On a warm, sunny day with a good pair of sneakers, that would take, oh I don't know, sixty hours if you didn't ever stop to tie your shoe. To be fair, he only walks from Philly to Manhattan, but does so in the equivalent of trudging through the artic on a really bad day. And it looks like the Jersey Turnpike is pretty well jammed. But I digress. Thus, his part of the film concerns that difficult journey -- he's accompanied by Jay O. Sanders ("Along Came a Spider," "Tumbleweeds") and Dash Mihok ("Connie and Carla," "Basic") -- but beyond one harrowing moment, it's not particularly interesting.

The other surviving plotline features Jake Gyllenhaal ("The Good Girl," "Moonlight Mile") -- a.k.a. just about the last performer you'd associate with a high stakes studio disaster film -- being holed up in the public library with his academic teammates, including the girl of his dreams -- played by the becoming Emmy Rossum ("Mystic River," "Songcatcher"). They briefly have a Poseidon Adventure type moment with rising waters, but otherwise are pretty much trapped with nothing to do but chat about this and that.

Sensing that potentially troublesome sedateness, Emmerich and co-writer Jeffrey Nachmanoff (making his feature debut) concoct a bit where -- yes, you're reading this right -- Gyllenhaal and his two new buddies have to board a Russian freighter that became landlocked -- or is it city-locked -- in downtown. They're searching for medicine to fix up Rossum, but encounter escaped zoo wolves that have just so managed to pick the same abandoned Russian freighter parked closest to the public library to look for human food. Wow, imagine the coincidence.

Meanwhile, Sela Ward ("Dirty Dancing: Havana Nights," "54") is stuck playing a medic in a scene ripped off from TV's "M*A*S*H" where she stays behind by herself to tend to a sick patient who can't be moved. Instead of the North Koreans approaching, however, it's the ultra cold air from the troposphere that freezes anything instantly.

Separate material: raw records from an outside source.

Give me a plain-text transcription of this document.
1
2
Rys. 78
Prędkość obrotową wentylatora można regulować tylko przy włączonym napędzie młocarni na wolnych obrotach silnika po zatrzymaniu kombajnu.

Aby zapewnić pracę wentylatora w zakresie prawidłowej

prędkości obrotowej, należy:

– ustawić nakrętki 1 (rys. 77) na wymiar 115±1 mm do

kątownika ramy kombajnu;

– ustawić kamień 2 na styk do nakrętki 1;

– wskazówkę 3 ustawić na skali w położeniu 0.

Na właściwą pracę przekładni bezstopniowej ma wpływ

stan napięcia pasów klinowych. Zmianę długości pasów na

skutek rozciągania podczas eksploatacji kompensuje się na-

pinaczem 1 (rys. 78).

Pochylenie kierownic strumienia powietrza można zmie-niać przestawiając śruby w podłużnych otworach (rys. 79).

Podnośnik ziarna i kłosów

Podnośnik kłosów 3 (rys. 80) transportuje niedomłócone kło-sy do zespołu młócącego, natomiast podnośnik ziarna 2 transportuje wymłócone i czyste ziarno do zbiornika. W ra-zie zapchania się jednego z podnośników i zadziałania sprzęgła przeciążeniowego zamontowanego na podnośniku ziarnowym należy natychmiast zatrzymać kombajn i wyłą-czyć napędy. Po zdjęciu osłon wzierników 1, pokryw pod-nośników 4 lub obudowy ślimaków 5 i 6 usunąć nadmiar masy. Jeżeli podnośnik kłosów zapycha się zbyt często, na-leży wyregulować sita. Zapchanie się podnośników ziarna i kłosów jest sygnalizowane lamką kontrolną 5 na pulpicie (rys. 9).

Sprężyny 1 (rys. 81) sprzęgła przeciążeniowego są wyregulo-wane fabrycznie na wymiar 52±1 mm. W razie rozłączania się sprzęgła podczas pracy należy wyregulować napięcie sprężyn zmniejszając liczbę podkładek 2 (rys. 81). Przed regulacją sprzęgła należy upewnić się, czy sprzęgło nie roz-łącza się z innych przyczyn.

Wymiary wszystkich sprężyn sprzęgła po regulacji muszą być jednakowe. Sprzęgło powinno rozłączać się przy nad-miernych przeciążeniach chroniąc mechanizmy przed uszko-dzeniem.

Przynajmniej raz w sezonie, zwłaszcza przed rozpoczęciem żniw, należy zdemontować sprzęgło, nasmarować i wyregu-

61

Speaking of chilly receptions and foreigners, the other occasionally serviced plotline has Kenneth Walsh ("Miracle," TV's "Eloise at the Plaza") playing the stern, Cheney-esque Vice President who must run things from south of the border (and I don't mean the tourist stop on Interstate 95). The terrific Ian Holm ("The Sweet Hereafter," "Alien"), alas, gets only a small part before turning into a human popsicle, while Glenn Plummer ("The Salton Sea," "The Substitute") plays a homeless man of the kind only found in the movies.

Those various separate but related storylines make the effort feel very much like a standard issue disaster film or at least a similar made for TV mini-series. Yet, save for a few moments here and there, none of it's particularly engaging or interesting. As a result, we end up being far more interested in the effects and what might be coming next, rather than with the characters and whether they survive. Alas, even those slow down as if affected by the cold just like the surroundings. And don't even get me started on the deus ex machina that makes sure things end, at least to some small degree, on an up note.

Neither the worst disaster film nor the best, "The Day After Tomorrow" is okay escapist entertainment as long as you can turn off your mental processing and don't mind the clunky dialogue, preachiness, lack of compelling characters, physics or logic. Feeling generous due to my fondness for the genre, the film rates as a 4.5 out of 10.